The drama club provides a space where fellow federal employees and contractors can empathize about the furlough at a level that outsiders might have a hard time understanding — the sharp dig of being told their work was not needed, the dictates to not come to work, the uncertainty of when they might be paid again.
“The first bite is being told you are nonessential,” says Fontaine, sitting behind the orchestra and waiting for her call from the director. “You go into public service because you think your country needs you. Then they say, ‘Maybe we will pay you.’ That can be demoralizing, if you let it.”
Rosalie Daelemans, who is married to an idled NASA civil servant, said the past two weeks have been unnerving for families. “We have one kid in college,” said Daelemans, who is playing Cinderella’s evil stepmother in the show. “We have bills.”

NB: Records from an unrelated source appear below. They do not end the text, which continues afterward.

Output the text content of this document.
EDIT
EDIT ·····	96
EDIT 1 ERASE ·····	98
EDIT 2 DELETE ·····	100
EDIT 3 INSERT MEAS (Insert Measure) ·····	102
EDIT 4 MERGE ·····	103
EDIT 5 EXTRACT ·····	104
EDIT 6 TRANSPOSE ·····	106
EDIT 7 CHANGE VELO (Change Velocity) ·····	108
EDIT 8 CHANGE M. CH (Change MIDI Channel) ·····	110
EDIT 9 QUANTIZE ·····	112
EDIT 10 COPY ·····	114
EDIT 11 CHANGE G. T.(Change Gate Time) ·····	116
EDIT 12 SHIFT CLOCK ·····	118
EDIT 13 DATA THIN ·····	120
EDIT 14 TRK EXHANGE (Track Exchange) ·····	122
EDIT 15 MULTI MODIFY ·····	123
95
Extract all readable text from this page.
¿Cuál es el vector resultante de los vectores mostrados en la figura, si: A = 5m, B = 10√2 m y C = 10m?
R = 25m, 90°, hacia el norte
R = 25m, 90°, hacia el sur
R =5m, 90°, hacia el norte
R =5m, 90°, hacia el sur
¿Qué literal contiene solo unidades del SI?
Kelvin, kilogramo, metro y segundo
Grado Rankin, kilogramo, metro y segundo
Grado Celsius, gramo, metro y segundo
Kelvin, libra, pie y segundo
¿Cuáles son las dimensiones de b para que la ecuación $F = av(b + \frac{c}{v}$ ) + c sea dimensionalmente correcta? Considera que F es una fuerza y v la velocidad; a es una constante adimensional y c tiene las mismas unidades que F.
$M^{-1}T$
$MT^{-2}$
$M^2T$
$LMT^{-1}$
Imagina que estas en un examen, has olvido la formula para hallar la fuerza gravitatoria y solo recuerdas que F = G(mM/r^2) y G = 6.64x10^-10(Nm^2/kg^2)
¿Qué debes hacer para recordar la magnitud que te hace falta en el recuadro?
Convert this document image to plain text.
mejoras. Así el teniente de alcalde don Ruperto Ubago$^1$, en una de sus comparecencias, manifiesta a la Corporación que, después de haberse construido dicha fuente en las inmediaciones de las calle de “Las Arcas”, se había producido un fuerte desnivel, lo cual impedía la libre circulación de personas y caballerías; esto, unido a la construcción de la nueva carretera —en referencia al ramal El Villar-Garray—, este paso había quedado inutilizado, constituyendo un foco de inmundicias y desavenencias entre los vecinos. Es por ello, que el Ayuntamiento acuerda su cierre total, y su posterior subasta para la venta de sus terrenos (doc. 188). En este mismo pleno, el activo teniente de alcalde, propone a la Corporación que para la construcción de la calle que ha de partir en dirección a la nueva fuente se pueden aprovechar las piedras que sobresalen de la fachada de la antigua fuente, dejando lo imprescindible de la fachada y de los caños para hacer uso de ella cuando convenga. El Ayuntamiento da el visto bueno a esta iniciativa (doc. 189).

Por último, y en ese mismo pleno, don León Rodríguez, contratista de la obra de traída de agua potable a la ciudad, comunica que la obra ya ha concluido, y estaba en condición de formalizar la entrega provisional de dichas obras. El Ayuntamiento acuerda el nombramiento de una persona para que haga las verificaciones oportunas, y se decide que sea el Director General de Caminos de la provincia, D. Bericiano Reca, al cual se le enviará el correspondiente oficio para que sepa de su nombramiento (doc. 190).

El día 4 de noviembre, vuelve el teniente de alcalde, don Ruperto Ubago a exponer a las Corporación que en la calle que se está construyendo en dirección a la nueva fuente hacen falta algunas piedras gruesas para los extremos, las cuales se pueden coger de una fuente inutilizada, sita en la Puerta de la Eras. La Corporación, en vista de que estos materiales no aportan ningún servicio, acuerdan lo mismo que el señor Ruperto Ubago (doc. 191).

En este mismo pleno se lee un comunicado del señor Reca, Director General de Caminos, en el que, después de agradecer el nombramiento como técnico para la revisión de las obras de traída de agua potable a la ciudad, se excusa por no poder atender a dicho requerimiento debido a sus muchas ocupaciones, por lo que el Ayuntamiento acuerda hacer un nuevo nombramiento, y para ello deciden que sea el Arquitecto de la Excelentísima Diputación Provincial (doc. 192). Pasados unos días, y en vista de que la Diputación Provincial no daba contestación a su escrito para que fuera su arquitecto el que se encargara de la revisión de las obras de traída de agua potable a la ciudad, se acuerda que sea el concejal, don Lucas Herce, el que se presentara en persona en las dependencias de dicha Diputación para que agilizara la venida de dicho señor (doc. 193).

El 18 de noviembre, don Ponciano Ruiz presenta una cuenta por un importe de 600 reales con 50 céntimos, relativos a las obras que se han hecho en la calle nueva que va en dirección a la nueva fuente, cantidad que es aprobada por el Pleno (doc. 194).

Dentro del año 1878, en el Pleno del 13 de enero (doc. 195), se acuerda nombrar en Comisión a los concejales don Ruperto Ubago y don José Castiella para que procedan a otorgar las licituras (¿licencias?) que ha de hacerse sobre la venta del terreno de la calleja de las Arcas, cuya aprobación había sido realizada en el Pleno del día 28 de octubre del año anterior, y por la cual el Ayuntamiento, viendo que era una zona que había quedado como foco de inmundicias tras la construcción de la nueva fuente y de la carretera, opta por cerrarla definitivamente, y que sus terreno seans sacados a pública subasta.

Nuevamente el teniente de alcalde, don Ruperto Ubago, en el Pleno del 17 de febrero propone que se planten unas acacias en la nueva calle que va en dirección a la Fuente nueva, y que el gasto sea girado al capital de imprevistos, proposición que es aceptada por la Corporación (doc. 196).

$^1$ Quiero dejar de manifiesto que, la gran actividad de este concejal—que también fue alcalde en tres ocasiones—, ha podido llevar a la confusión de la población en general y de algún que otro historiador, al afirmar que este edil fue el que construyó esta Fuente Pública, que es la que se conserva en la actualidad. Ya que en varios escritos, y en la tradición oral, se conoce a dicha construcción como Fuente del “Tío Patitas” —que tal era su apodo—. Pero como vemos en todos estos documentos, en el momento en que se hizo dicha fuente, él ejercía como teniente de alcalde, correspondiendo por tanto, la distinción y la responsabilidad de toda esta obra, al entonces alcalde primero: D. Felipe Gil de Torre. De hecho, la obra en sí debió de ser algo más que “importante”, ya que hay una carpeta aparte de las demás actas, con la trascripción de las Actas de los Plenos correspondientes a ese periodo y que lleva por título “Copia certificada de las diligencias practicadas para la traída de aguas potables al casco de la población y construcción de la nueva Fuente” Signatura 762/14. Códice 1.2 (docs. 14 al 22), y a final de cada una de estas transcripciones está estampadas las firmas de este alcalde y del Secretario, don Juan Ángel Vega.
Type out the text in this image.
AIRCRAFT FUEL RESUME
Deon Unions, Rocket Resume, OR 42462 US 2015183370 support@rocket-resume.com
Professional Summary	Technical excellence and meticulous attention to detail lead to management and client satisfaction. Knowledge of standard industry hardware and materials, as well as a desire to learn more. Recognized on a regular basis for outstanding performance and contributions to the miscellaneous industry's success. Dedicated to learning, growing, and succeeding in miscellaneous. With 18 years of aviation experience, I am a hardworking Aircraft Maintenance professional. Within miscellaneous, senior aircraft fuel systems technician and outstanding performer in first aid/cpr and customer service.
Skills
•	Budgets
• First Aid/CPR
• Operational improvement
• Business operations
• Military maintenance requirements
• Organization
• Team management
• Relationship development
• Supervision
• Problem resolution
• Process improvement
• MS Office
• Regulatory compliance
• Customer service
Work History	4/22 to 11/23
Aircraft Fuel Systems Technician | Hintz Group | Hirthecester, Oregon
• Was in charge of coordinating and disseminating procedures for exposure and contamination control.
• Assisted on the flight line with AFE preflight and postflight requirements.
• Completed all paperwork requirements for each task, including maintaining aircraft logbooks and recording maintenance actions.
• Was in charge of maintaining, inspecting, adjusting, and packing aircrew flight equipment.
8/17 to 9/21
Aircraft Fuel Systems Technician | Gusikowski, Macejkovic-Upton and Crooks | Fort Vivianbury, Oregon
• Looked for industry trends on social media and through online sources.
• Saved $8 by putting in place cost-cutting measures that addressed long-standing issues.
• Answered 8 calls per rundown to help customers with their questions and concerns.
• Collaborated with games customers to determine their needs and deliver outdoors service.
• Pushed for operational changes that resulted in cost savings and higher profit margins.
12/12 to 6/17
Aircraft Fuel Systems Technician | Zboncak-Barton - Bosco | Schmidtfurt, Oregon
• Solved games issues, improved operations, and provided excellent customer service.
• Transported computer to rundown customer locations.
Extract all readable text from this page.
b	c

Goddard’s Music and Drama Club, known as MAD, had similar experiences during the government shutdown 18 years ago. So before they were frozen out of their offices, Fontaine asked the show’s cast members and crew for their nongovernment e-mail addresses and got help lining up the rehearsal space at Glenn Dale United Methodist Church.
MAD has a long, storied history at NASA, where the cast and crew of their productions feature top astronomers, computer scientists and astrophysicists. Its most famous member was Gilbert Mead, a NASA physicist and heir to a paper manufacturing fortune who emerged in the 1990s as one of Washington’s most generous arts philanthropists. Mead served as MAD’s musical director and conducted the orchestra. His wife, Jaylee Montague Mead, a Goddard astronomer, acted in productions. They are both listed in the MAD production playbill for “The Pajama Game” during the 1970-71 theatrical season.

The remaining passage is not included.